According to Naohiro Mitsutake, PhD, Associate Director of the Institute's research department, the information and advice the Japanese researchers received from AHRQ "were valuable in the design of our study. We believe it is very important to investigate health care expenditure related to health status change and to know the social and economic status of individuals."
The Japanese researchers turned to MEPS-which collects data on the specific health services that Americans use, how frequently they use them, the cost of these services, and how they are paid, as well as data on the cost, scope, and breadth of health insurance held by and available to U.S. workers-to reach their ultimate goal. They felt the government should have a panel design database, but needed a carefully designed survey methodology before beginning to collect data.

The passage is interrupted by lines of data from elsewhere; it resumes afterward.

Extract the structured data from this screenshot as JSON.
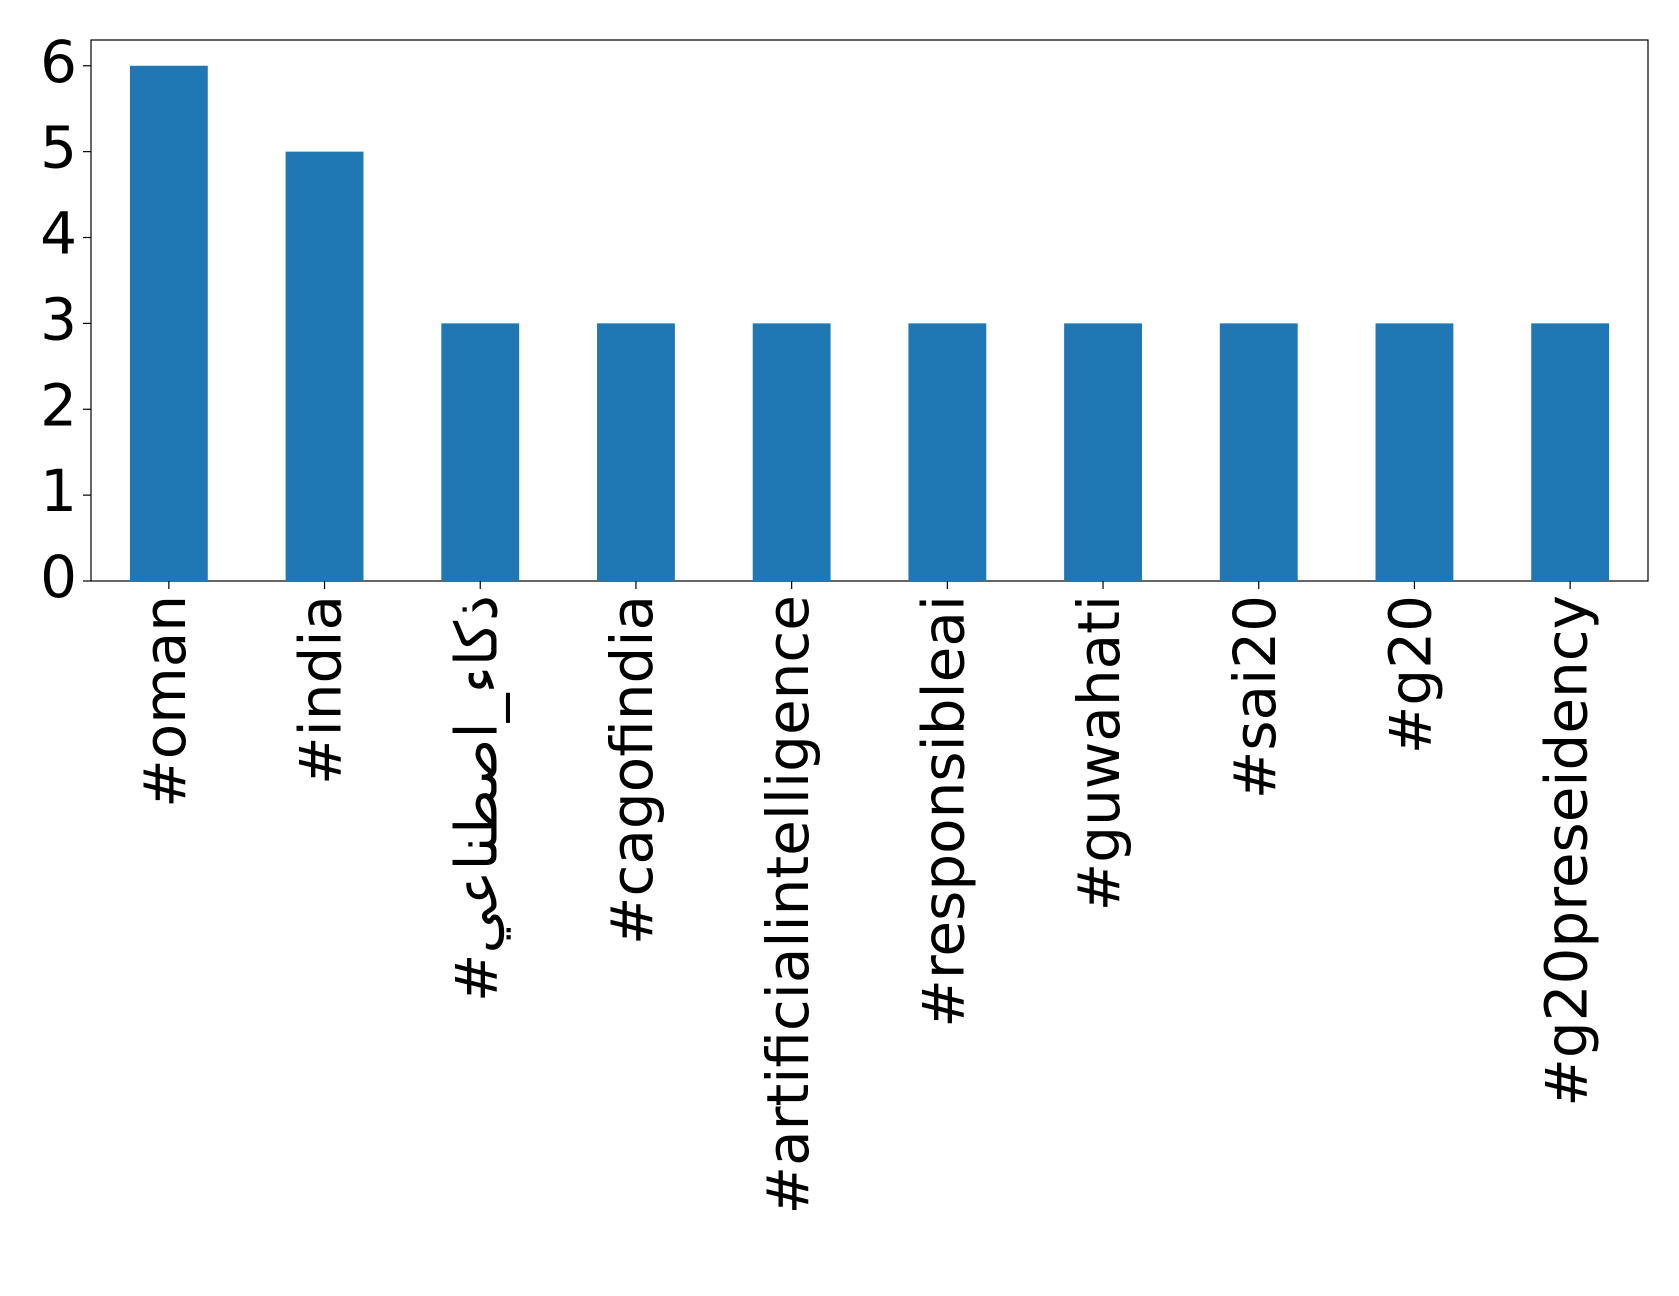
{
  "chart_data": {
    "type": "bar",
    "categories": [
      "#oman",
      "#india",
      "#ذكاء_اصطناعي",
      "#cagofindia",
      "#artificialintelligence",
      "#responsibleai",
      "#guwahati",
      "#sai20",
      "#g20",
      "#g20preseidency"
    ],
    "values": [
      6,
      5,
      3,
      3,
      3,
      3,
      3,
      3,
      3,
      3
    ],
    "color": "#1f77b4",
    "ylim": [
      0,
      6.3
    ],
    "yticks": [
      0,
      1,
      2,
      3,
      4,
      5,
      6
    ],
    "grid": false
  }
}
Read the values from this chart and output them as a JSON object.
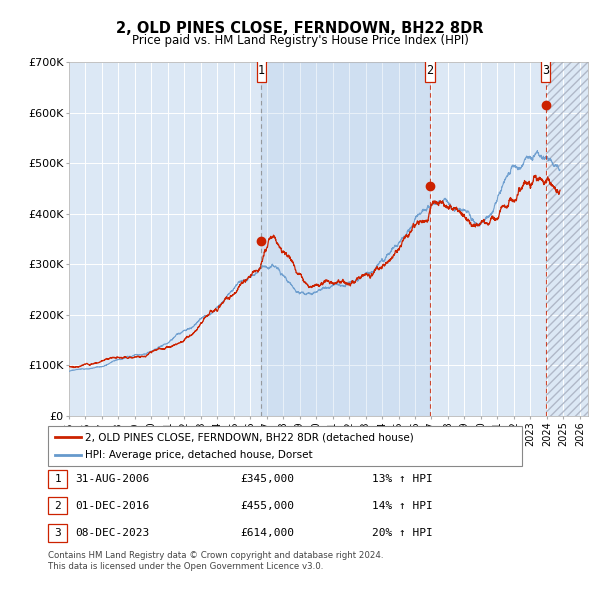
{
  "title": "2, OLD PINES CLOSE, FERNDOWN, BH22 8DR",
  "subtitle": "Price paid vs. HM Land Registry's House Price Index (HPI)",
  "background_color": "#ffffff",
  "plot_bg_color": "#dce8f5",
  "grid_color": "#ffffff",
  "red_line_color": "#cc2200",
  "blue_line_color": "#6699cc",
  "shade_color": "#c8daee",
  "hatch_color": "#c0c8d8",
  "sale_prices": [
    345000,
    455000,
    614000
  ],
  "sale_labels": [
    "1",
    "2",
    "3"
  ],
  "sale_hpi_pct": [
    "13%",
    "14%",
    "20%"
  ],
  "sale_date_labels": [
    "31-AUG-2006",
    "01-DEC-2016",
    "08-DEC-2023"
  ],
  "sale_price_labels": [
    "£345,000",
    "£455,000",
    "£614,000"
  ],
  "legend_line1": "2, OLD PINES CLOSE, FERNDOWN, BH22 8DR (detached house)",
  "legend_line2": "HPI: Average price, detached house, Dorset",
  "footnote1": "Contains HM Land Registry data © Crown copyright and database right 2024.",
  "footnote2": "This data is licensed under the Open Government Licence v3.0.",
  "ylim": [
    0,
    700000
  ],
  "yticks": [
    0,
    100000,
    200000,
    300000,
    400000,
    500000,
    600000,
    700000
  ],
  "ytick_labels": [
    "£0",
    "£100K",
    "£200K",
    "£300K",
    "£400K",
    "£500K",
    "£600K",
    "£700K"
  ],
  "xlim_start": 1995.0,
  "xlim_end": 2026.5,
  "sale_year_vals": [
    2006.667,
    2016.917,
    2023.933
  ]
}
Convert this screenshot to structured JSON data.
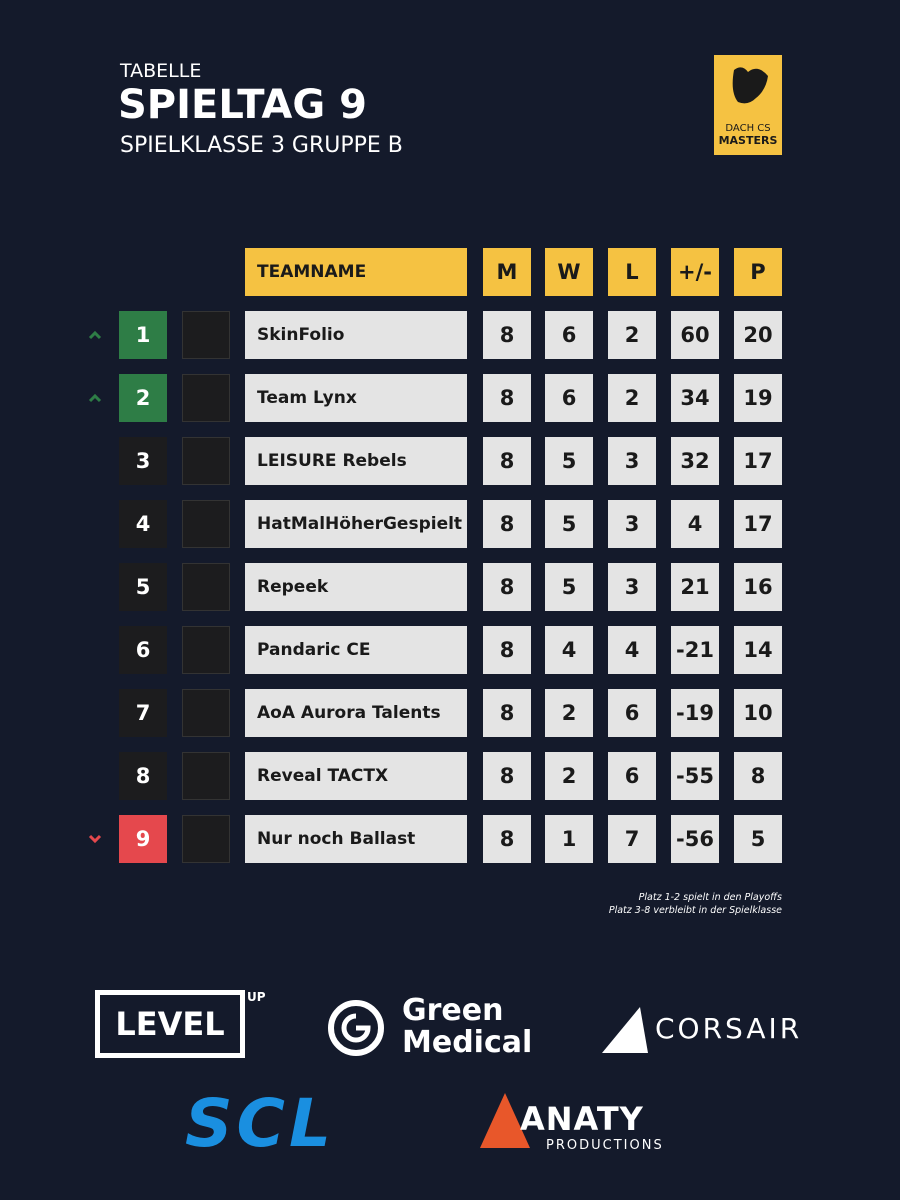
{
  "header": {
    "kicker": "TABELLE",
    "title": "SPIELTAG 9",
    "subtitle": "SPIELKLASSE 3 GRUPPE B"
  },
  "badge": {
    "top": "DACH CS",
    "bottom": "MASTERS"
  },
  "table": {
    "columns": [
      "TEAMNAME",
      "M",
      "W",
      "L",
      "+/-",
      "P"
    ],
    "rows": [
      {
        "rank": "1",
        "team": "SkinFolio",
        "cells": [
          "8",
          "6",
          "2",
          "60",
          "20"
        ],
        "rank_color": "#2e7d46",
        "marker": "up"
      },
      {
        "rank": "2",
        "team": "Team Lynx",
        "cells": [
          "8",
          "6",
          "2",
          "34",
          "19"
        ],
        "rank_color": "#2e7d46",
        "marker": "up"
      },
      {
        "rank": "3",
        "team": "LEISURE Rebels",
        "cells": [
          "8",
          "5",
          "3",
          "32",
          "17"
        ],
        "rank_color": "#1c1c1e"
      },
      {
        "rank": "4",
        "team": "HatMalHöherGespielt",
        "cells": [
          "8",
          "5",
          "3",
          "4",
          "17"
        ],
        "rank_color": "#1c1c1e"
      },
      {
        "rank": "5",
        "team": "Repeek",
        "cells": [
          "8",
          "5",
          "3",
          "21",
          "16"
        ],
        "rank_color": "#1c1c1e"
      },
      {
        "rank": "6",
        "team": "Pandaric CE",
        "cells": [
          "8",
          "4",
          "4",
          "-21",
          "14"
        ],
        "rank_color": "#1c1c1e"
      },
      {
        "rank": "7",
        "team": "AoA Aurora Talents",
        "cells": [
          "8",
          "2",
          "6",
          "-19",
          "10"
        ],
        "rank_color": "#1c1c1e"
      },
      {
        "rank": "8",
        "team": "Reveal TACTX",
        "cells": [
          "8",
          "2",
          "6",
          "-55",
          "8"
        ],
        "rank_color": "#1c1c1e"
      },
      {
        "rank": "9",
        "team": "Nur noch Ballast",
        "cells": [
          "8",
          "1",
          "7",
          "-56",
          "5"
        ],
        "rank_color": "#e5484d",
        "marker": "down"
      }
    ]
  },
  "notes": [
    "Platz 1-2 spielt in den Playoffs",
    "Platz 3-8 verbleibt in der Spielklasse"
  ],
  "sponsors": {
    "levelup": "LEVEL",
    "levelup_small": "UP",
    "green1": "Green",
    "green2": "Medical",
    "corsair": "CORSAIR",
    "scl": "SCL",
    "anaty": "ANATY",
    "anaty_sub": "PRODUCTIONS"
  }
}
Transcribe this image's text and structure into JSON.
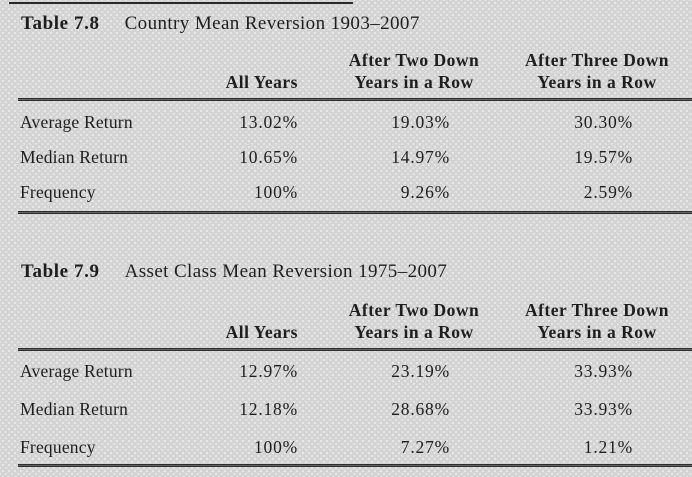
{
  "tables": [
    {
      "label": "Table 7.8",
      "title": "Country Mean Reversion 1903–2007",
      "columns": [
        {
          "l1": "",
          "l2": "All Years"
        },
        {
          "l1": "After Two Down",
          "l2": "Years in a Row"
        },
        {
          "l1": "After Three Down",
          "l2": "Years in a Row"
        }
      ],
      "rows": [
        {
          "label": "Average Return",
          "values": [
            "13.02%",
            "19.03%",
            "30.30%"
          ]
        },
        {
          "label": "Median Return",
          "values": [
            "10.65%",
            "14.97%",
            "19.57%"
          ]
        },
        {
          "label": "Frequency",
          "values": [
            "100%",
            "9.26%",
            "2.59%"
          ]
        }
      ]
    },
    {
      "label": "Table 7.9",
      "title": "Asset Class Mean Reversion 1975–2007",
      "columns": [
        {
          "l1": "",
          "l2": "All Years"
        },
        {
          "l1": "After Two Down",
          "l2": "Years in a Row"
        },
        {
          "l1": "After Three Down",
          "l2": "Years in a Row"
        }
      ],
      "rows": [
        {
          "label": "Average Return",
          "values": [
            "12.97%",
            "23.19%",
            "33.93%"
          ]
        },
        {
          "label": "Median Return",
          "values": [
            "12.18%",
            "28.68%",
            "33.93%"
          ]
        },
        {
          "label": "Frequency",
          "values": [
            "100%",
            "7.27%",
            "1.21%"
          ]
        }
      ]
    }
  ]
}
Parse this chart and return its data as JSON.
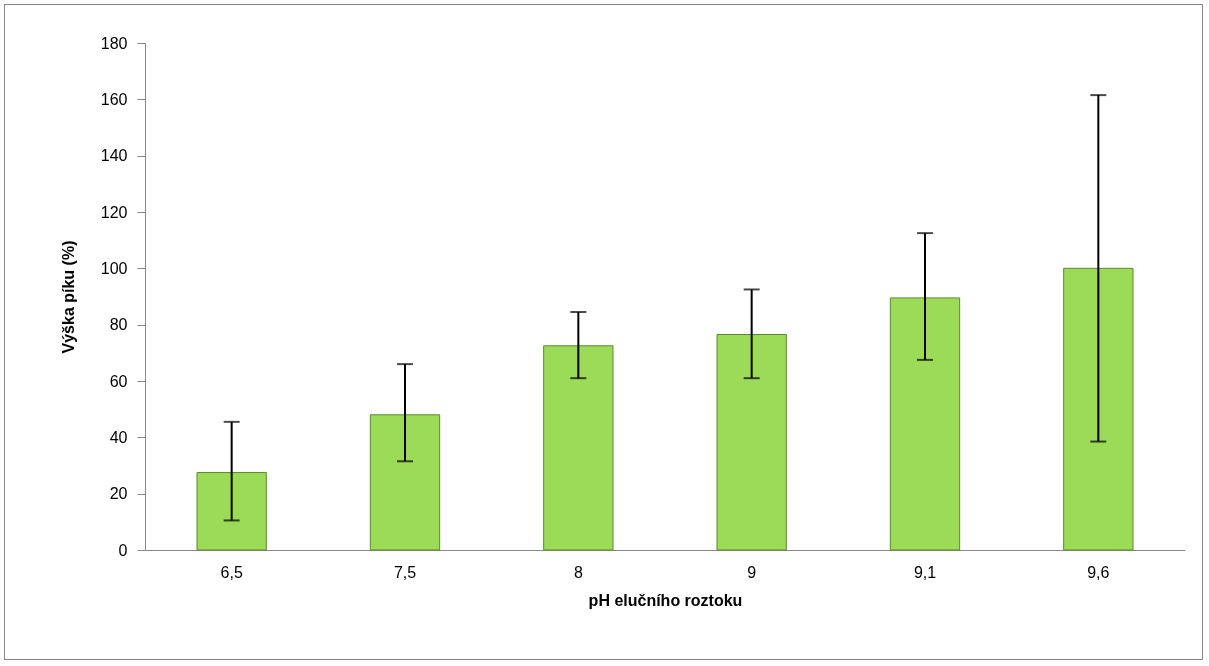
{
  "chart_data": {
    "type": "bar",
    "xlabel": "pH elučního roztoku",
    "ylabel": "Výška píku (%)",
    "categories": [
      "6,5",
      "7,5",
      "8",
      "9",
      "9,1",
      "9,6"
    ],
    "values": [
      27.5,
      48,
      72.5,
      76.5,
      89.5,
      100
    ],
    "errors": [
      [
        10.5,
        45.5
      ],
      [
        31.5,
        66
      ],
      [
        61,
        84.5
      ],
      [
        61,
        92.5
      ],
      [
        67.5,
        112.5
      ],
      [
        38.5,
        161.5
      ]
    ],
    "color": "#9bdb57",
    "ylim": [
      0,
      180
    ],
    "yticks": [
      0,
      20,
      40,
      60,
      80,
      100,
      120,
      140,
      160,
      180
    ],
    "grid": false
  }
}
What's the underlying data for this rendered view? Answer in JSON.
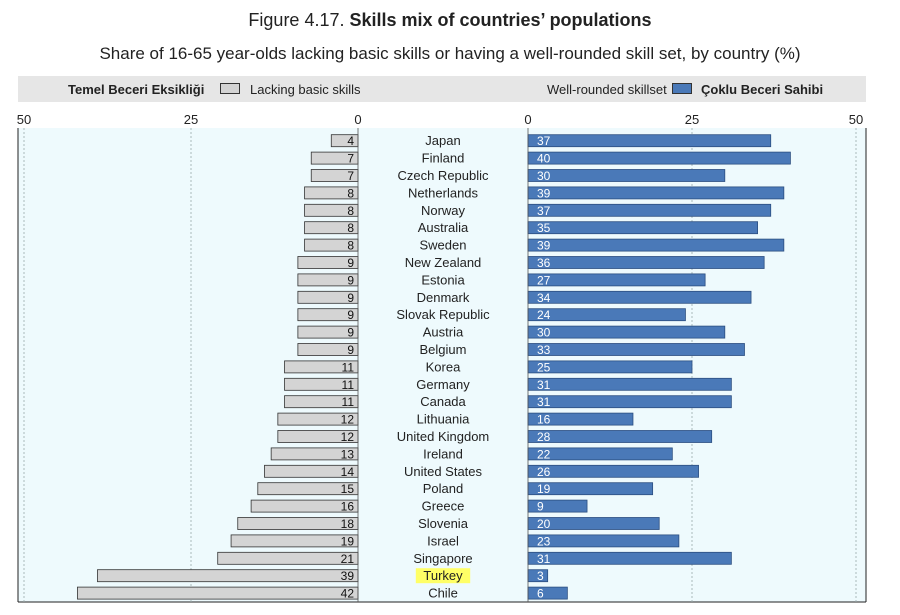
{
  "figure": {
    "number": "Figure 4.17.",
    "title": "Skills mix of countries’ populations",
    "subtitle": "Share of 16-65 year-olds lacking basic skills or having a well-rounded skill set, by country (%)"
  },
  "legend": {
    "left_tr": "Temel Beceri Eksikliği",
    "left_en": "Lacking basic skills",
    "right_en": "Well-rounded skillset",
    "right_tr": "Çoklu Beceri Sahibi"
  },
  "colors": {
    "lacking": "#d4d4d4",
    "wellrounded": "#4a79b8",
    "highlight": "#ffff66",
    "panel": "#eefafd"
  },
  "chart_data": {
    "type": "bar",
    "highlight_category": "Turkey",
    "categories": [
      "Japan",
      "Finland",
      "Czech Republic",
      "Netherlands",
      "Norway",
      "Australia",
      "Sweden",
      "New Zealand",
      "Estonia",
      "Denmark",
      "Slovak Republic",
      "Austria",
      "Belgium",
      "Korea",
      "Germany",
      "Canada",
      "Lithuania",
      "United Kingdom",
      "Ireland",
      "United States",
      "Poland",
      "Greece",
      "Slovenia",
      "Israel",
      "Singapore",
      "Turkey",
      "Chile"
    ],
    "series": [
      {
        "name": "Lacking basic skills",
        "values": [
          4,
          7,
          7,
          8,
          8,
          8,
          8,
          9,
          9,
          9,
          9,
          9,
          9,
          11,
          11,
          11,
          12,
          12,
          13,
          14,
          15,
          16,
          18,
          19,
          21,
          39,
          42
        ]
      },
      {
        "name": "Well-rounded skillset",
        "values": [
          37,
          40,
          30,
          39,
          37,
          35,
          39,
          36,
          27,
          34,
          24,
          30,
          33,
          25,
          31,
          31,
          16,
          28,
          22,
          26,
          19,
          9,
          20,
          23,
          31,
          3,
          6
        ]
      }
    ],
    "left_axis": {
      "ticks": [
        "50",
        "25",
        "0"
      ],
      "lim": [
        0,
        50
      ],
      "reversed": true
    },
    "right_axis": {
      "ticks": [
        "0",
        "25",
        "50"
      ],
      "lim": [
        0,
        50
      ]
    },
    "grid": true
  }
}
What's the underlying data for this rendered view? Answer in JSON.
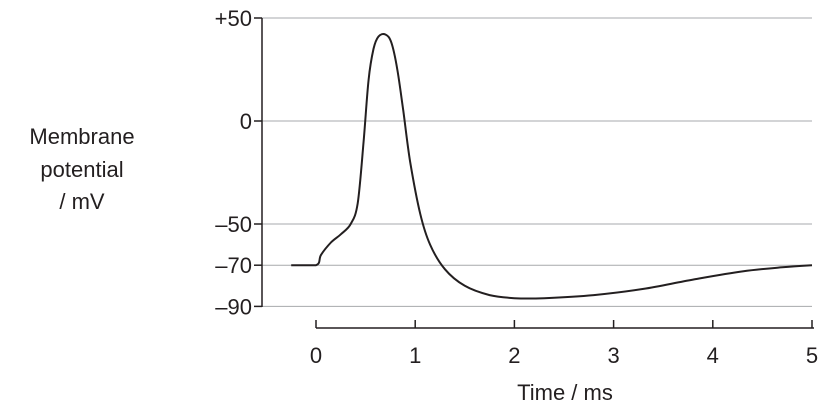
{
  "chart_data": {
    "type": "line",
    "title": "",
    "xlabel": "Time / ms",
    "ylabel_lines": [
      "Membrane",
      "potential",
      "/ mV"
    ],
    "xlim": [
      -0.25,
      5
    ],
    "ylim": [
      -90,
      50
    ],
    "x_ticks": [
      0,
      1,
      2,
      3,
      4,
      5
    ],
    "x_tick_labels": [
      "0",
      "1",
      "2",
      "3",
      "4",
      "5"
    ],
    "y_ticks": [
      50,
      0,
      -50,
      -70,
      -90
    ],
    "y_tick_labels": [
      "+50",
      "0",
      "–50",
      "–70",
      "–90"
    ],
    "grid": true,
    "series": [
      {
        "points": [
          [
            -0.25,
            -70
          ],
          [
            0,
            -70
          ],
          [
            0.05,
            -65
          ],
          [
            0.15,
            -59
          ],
          [
            0.25,
            -55
          ],
          [
            0.35,
            -50
          ],
          [
            0.42,
            -40
          ],
          [
            0.48,
            -10
          ],
          [
            0.53,
            20
          ],
          [
            0.58,
            35
          ],
          [
            0.63,
            41
          ],
          [
            0.7,
            42
          ],
          [
            0.76,
            38
          ],
          [
            0.82,
            25
          ],
          [
            0.88,
            5
          ],
          [
            0.95,
            -20
          ],
          [
            1.05,
            -45
          ],
          [
            1.15,
            -60
          ],
          [
            1.3,
            -72
          ],
          [
            1.5,
            -80
          ],
          [
            1.75,
            -84.5
          ],
          [
            2.0,
            -86
          ],
          [
            2.3,
            -86
          ],
          [
            2.8,
            -84.5
          ],
          [
            3.3,
            -81.5
          ],
          [
            3.8,
            -77
          ],
          [
            4.3,
            -73
          ],
          [
            4.7,
            -71
          ],
          [
            5.0,
            -70
          ]
        ]
      }
    ]
  }
}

The initial Japanese pilot study, known as MEPS-J, was conducted by Institute researchers in 2008 and 2009 to test feasibility and capture new information on health care spending in the country. The study's findings showed significant private health insurance spending in a country where all residents are covered by public health insurance. While all residents of Japan are covered by one of the public health insurance programs, most residents under age 75 incur a 30 percent copayment at the time of service. Private insurance companies offer policies that cover some of those copayments. "In our MEPS-J survey, we found that more than 70 percent of respondents had one of the private insurance policies, which cover part of the out-of-pocket payments," says Mitsutake. "The high rate of private insurance coverage was not previously known."
Mitsutake adds, "In Japan, the government has several datasets which are regularly surveyed, such as the Patient Survey, the Survey of Medical Institutions, and Medical Care Claims Survey." However, there were no panel design surveys that included health care utilization as well as health status over time. "We are very grateful to receive such important advice from AHRQ," he says.